Future attacks on industrial control system (ICS) networks may inflict even more damage in the long run, according to new research. Analysts expect them to evolve from attacks that have immediate, direct impact to those with multiple stages and attack vectors that are more stealthy.
While it remains extraordinarily difficult to mount successful attacks on critical infrastructure because of the complexity of industrial environments, it doesn’t mean adversaries with these targets are going to stop trying, according to the report, published Thursday by security firm Dragos.
If attacks such as Stuxnet and Triton/TRISIS are any indication, bad actors already have the ability to create malware that can disrupt operations at power and manufacturing plants, according to Joe Slowik, report author and threat hunter at Dragos.
Attackers aim to take the knowledge they’ve already collected from past attacks to launch more ambitious, multi-stage attacks that could potentially be even more dangerous, Slowik told Threatpost in an email interview.
“Future attacks will include future, direct-disruption events (such as Ukraine 2015), but the most ambitious adversaries will increasingly migrate toward sequenced or staged events where alteration of process integrity is leveraged to produce more significant, potentially dangerous impacts,” he said.
Threats on critical infrastructure are particularly terrifying to imagine, not just in terms of system or financial damage, but also in terms of potential death and physical destruction. This is particularly true when faced with cyberattacks on nuclear power plants like the one that occurred this week in India.
In fact, the 2017 TRISIS attack on a Saudi Arabian petrochemical facility was designed specifically to cause physical damage and loss of human life by attacking a key safety system; however, while it shut down the system, the expected attack never came — it was missing a third stage, which baffled researchers.
This potential to create great loss has a considerable shock-and-awe factor—and is exactly what bad actors behind this type of attack are after, according to Slowik.
“While these attacks are complex and difficult to execute — resulting in multiple adversary failures in execution — all available evidence indicates attackers continue to work on developing and deploying such attack types given their outsized impacts,” he wrote in the report.

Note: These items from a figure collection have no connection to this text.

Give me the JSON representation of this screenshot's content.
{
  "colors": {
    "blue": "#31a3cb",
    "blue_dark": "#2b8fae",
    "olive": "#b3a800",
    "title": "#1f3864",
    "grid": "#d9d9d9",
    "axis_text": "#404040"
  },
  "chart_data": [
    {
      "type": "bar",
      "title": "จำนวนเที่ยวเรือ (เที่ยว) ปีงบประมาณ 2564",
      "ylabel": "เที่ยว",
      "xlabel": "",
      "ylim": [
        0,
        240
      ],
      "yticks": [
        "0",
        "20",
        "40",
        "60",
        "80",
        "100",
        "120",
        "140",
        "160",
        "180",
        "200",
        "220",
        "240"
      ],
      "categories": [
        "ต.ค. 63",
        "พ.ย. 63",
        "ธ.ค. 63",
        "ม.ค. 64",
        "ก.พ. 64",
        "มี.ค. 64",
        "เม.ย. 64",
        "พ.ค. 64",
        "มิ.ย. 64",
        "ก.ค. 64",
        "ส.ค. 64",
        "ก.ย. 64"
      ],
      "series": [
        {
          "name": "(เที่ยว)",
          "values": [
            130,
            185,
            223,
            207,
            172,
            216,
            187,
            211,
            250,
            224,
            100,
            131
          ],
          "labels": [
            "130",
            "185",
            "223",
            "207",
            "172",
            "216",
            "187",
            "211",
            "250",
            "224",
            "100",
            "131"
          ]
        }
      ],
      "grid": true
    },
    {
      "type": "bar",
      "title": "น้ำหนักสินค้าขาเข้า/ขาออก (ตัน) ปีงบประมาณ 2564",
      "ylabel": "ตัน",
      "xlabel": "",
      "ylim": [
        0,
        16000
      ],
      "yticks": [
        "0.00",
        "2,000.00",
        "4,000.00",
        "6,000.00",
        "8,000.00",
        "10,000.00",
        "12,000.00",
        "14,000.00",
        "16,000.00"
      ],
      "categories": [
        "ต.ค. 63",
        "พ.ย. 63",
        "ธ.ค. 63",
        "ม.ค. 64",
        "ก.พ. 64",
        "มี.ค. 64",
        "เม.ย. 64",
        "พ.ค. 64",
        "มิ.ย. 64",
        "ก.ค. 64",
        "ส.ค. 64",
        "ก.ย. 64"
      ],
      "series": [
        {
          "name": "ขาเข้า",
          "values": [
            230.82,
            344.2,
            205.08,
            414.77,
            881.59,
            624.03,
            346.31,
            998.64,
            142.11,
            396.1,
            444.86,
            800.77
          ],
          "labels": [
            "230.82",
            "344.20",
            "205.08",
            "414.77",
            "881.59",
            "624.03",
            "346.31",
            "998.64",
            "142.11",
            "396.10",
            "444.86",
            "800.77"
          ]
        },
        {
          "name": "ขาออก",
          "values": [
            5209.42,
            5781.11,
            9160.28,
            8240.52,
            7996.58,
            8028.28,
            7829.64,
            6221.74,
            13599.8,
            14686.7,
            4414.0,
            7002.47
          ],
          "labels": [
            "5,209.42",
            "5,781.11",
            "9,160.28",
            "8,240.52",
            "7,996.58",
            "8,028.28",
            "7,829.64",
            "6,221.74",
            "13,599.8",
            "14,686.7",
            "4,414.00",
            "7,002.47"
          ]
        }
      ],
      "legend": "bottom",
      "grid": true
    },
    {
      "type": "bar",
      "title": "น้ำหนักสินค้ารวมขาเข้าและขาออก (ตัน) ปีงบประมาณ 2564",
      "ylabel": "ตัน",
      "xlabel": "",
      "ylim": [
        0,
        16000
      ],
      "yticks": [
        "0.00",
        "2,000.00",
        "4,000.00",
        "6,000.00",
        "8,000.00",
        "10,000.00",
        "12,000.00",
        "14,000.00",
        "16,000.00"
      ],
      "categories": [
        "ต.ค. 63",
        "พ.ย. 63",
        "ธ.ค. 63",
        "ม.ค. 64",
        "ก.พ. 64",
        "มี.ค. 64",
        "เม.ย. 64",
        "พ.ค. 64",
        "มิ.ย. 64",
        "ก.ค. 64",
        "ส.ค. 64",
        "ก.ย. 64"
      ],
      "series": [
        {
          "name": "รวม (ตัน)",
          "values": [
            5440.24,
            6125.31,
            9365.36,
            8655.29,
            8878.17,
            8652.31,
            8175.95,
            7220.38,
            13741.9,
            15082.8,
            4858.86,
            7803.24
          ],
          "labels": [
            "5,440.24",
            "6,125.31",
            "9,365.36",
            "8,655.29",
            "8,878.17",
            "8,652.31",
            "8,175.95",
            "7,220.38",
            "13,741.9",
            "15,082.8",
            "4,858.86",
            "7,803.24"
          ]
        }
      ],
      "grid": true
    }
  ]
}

Indeed, bad actors will only be buoyed by the success of past attacks, which have been aimed at removing process protection, safety and accuracy within ICS networks. These incidents show both attackers’ ambition as well as an understanding of industrial processes, Slowik said.

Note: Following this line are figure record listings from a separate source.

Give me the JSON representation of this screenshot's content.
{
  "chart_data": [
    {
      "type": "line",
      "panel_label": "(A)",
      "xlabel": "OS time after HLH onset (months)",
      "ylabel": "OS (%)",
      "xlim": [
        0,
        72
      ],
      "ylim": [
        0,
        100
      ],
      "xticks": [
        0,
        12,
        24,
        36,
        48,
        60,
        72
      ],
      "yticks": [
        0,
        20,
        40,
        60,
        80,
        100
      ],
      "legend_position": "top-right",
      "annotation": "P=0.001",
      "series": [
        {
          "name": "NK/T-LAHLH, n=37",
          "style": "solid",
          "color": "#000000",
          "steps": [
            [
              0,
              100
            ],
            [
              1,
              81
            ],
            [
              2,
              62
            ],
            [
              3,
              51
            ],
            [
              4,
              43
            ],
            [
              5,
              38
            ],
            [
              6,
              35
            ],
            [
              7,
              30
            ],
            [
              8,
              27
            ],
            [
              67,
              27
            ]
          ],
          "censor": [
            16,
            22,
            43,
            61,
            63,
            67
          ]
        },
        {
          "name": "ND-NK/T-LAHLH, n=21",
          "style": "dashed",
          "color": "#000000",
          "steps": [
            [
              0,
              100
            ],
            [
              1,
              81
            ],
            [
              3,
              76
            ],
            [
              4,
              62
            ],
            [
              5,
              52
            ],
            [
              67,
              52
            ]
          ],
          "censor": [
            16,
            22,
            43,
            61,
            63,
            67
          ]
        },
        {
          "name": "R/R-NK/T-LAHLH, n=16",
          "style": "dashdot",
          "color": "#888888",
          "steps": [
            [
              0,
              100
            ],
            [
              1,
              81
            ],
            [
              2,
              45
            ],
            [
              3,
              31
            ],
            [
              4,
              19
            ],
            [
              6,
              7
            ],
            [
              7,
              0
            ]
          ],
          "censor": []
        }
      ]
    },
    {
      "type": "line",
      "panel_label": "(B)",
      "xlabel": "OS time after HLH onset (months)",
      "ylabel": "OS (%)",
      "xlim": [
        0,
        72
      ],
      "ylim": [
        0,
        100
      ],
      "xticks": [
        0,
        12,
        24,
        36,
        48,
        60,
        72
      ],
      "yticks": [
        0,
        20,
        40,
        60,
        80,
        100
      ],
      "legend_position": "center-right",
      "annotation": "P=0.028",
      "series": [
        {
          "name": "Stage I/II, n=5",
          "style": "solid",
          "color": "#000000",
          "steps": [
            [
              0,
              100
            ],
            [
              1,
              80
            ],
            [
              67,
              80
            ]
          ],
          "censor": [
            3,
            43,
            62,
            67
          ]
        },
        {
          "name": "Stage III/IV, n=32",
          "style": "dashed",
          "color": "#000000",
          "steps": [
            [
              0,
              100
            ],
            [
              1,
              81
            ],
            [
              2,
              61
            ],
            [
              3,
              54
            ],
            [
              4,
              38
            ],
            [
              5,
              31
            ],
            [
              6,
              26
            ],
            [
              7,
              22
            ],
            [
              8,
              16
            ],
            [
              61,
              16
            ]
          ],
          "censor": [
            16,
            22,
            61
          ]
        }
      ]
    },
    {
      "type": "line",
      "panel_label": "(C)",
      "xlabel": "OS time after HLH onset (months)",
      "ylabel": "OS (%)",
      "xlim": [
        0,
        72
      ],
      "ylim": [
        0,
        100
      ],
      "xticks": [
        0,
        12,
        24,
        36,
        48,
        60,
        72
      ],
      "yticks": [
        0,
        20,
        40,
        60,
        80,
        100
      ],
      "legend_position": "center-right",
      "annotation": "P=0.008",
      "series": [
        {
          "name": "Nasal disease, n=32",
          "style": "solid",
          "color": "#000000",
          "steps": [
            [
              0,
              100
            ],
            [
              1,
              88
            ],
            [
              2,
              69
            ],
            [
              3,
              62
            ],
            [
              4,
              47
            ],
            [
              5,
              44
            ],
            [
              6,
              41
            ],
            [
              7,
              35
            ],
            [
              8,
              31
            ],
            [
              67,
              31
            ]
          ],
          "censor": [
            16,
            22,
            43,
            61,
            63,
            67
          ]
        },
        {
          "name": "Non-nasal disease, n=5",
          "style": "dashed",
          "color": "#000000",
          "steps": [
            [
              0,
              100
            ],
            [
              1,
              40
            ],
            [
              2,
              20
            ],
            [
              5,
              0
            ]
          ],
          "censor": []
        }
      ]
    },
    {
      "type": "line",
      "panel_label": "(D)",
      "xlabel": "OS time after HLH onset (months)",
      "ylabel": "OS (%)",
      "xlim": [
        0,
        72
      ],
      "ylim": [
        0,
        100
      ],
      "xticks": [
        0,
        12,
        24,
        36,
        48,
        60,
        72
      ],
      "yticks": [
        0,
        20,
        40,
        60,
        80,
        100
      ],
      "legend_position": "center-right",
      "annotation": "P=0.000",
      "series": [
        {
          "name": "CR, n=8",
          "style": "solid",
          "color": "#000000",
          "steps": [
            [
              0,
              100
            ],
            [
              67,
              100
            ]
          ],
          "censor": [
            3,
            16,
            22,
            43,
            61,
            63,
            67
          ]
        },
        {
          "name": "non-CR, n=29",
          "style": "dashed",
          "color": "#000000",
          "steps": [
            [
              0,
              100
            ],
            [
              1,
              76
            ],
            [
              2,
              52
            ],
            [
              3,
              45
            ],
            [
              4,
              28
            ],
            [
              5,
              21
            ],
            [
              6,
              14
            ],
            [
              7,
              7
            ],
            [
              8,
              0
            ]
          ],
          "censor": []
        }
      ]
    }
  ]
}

“Based on past events, adversaries — whether those conducting such attacks or those simply observing while developing their own capability — can learn from what worked (and what did not) to refine techniques and develop more complex, more damaging attack vectors,” he said.
Those attacks may play out in various scenarios that build upon what’s been learned by previous outcomes, but which have a less direct yet more pervasive effect, Slowik outlined in the report.
For example, a future attack against the oil-and-gas industry could build upon some of the functionality seen in the TRISIS attack vector, according to the report. In the TRISIS attack scenario, adversaries aimed to compromise plant safety or alter safety instrumented system (SIS) equipment while engineering a disruptive scenario to cause physical damage, Slowik wrote.
“Previous discussions of such attack paths have focused on either application-layer attacks (e.g., compromising a device via a vulnerability to gain access and directly modify it); or inadvertent change concerns as being most-likely scenarios in this realm,” he wrote in the report.
However, this scenario demonstrated that attackers have the potential to develop far more subtle attacks that go beyond direct manipulation of control, to carry out “modifications that are potentially invisible to plant operators,” Slowik wrote.
This could lead to a future attack in which bad actors can either leverage known responses to plant operations to facilitate an attack — a scenario similar to what was seen in Industroyer/Crash Override, which disrupted the Ukrainian power grid in 2016 — or use additional access to create unsafe conditions that go undetected by automated systems, he wrote in the report.
To help protect against this and other future attack scenarios, ICS operators can take some immediate steps that would help improve their security posture. The first and most obvious is to “improve visibility within industrial environments to identify potential malicious activity,” Slowik told Threatpost.
To do this, operators should “combine IT-centric security views with process-specific information to develop a more complete view of the interaction between cyber-nexus activity and industrial processes,” he said.
“Based on this approach, operators can begin diagnosing events where alterations in the process environment tie to network or related activity to facilitate root cause analysis, incident identification and recovery,” Slowik told Threatpost.